Europa gestalten, politisch, wirtschaftlich, kulturell, sozial, das steht auf der Agenda der Europäer. Aber wer sind sie, die Europäer? Welches Bewusstsein ist in ihnen von einem gemeinsamen Kontinent Europa? Wie lässt sich das, was als „europäische Identität“ bezeichnet wird, in die Köpfe, Herzen und Taten der Menschen in Europa bringen? (vgl. dazu: Kerstin Adam / Stephanie Bruel / Andreas Keller u.a.: Europäische Werte. Les valeurs européennes. Ein Bildungsprojekt für Jugendliche - Handbuch für Multiplikatoren, Wochenschau Verlag, Schwalbach 2008, in: socialnet Rezensionen unter www.socialnet.de/rezensionen/6173.php; siehe auch: Michael Sommer / Hans J. Schabedoth, Hrsg., Europa sozial gestalten!. Schüren Verlag, Marburg 2008, in: socialnet Rezensionen unter www.socialnet.de/rezensionen/6035.php).

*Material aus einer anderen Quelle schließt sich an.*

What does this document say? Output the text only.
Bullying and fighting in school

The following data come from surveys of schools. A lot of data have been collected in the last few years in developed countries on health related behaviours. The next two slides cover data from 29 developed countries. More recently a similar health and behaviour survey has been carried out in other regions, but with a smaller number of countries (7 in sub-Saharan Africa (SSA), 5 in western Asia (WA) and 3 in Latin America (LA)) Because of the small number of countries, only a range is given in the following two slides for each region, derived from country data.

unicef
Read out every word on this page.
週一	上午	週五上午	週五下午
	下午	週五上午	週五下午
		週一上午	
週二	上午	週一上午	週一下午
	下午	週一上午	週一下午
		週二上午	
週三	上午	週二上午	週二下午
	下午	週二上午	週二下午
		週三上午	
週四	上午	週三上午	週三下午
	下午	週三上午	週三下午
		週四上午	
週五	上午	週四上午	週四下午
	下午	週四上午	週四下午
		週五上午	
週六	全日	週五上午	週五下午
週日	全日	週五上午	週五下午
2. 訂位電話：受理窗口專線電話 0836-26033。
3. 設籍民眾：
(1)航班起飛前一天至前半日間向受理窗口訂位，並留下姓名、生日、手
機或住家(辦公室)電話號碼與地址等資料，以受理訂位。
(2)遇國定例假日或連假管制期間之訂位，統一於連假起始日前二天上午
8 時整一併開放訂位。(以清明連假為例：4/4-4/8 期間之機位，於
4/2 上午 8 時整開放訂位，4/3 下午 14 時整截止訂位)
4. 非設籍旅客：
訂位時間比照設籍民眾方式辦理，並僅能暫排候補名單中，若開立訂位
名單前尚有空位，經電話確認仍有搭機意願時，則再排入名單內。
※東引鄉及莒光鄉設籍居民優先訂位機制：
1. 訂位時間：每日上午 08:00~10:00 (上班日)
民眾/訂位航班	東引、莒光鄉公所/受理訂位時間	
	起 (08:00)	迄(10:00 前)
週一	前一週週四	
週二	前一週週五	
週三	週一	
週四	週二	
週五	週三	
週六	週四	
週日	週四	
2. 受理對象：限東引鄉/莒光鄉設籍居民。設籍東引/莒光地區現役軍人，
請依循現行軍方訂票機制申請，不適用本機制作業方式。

Die mit Euphorie und Optimismus in die Präambel des Entwurfs eines Vertrags über eine Verfassung für Europa 2003 hineingeschriebene Vision – „In der Gewissheit, dass Europa `in Vielfalt` geeint, ihnen die besten Möglichkeiten bietet, unter Wahrung der Rechte des Einzelnen und im Bewusstsein ihrer Verantwortung gegenüber den künftigen Generationen und der Erde dieses große Abenteuer fortzusetzen, das einen Raum eröffnet, in dem sich die Hoffnung der Menschen entfalten kann“ – ist bisher nicht realisiert worden. Die politischen Unzulänglichkeiten, Bedenken und Widerstände stehen dabei in einem merkwürdigen Widerspruch zu den vielfältigen wissenschaftlichen Anstrengungen zur Begründung dieses politisch, wirtschaftlich und kulturell geeinten Europas.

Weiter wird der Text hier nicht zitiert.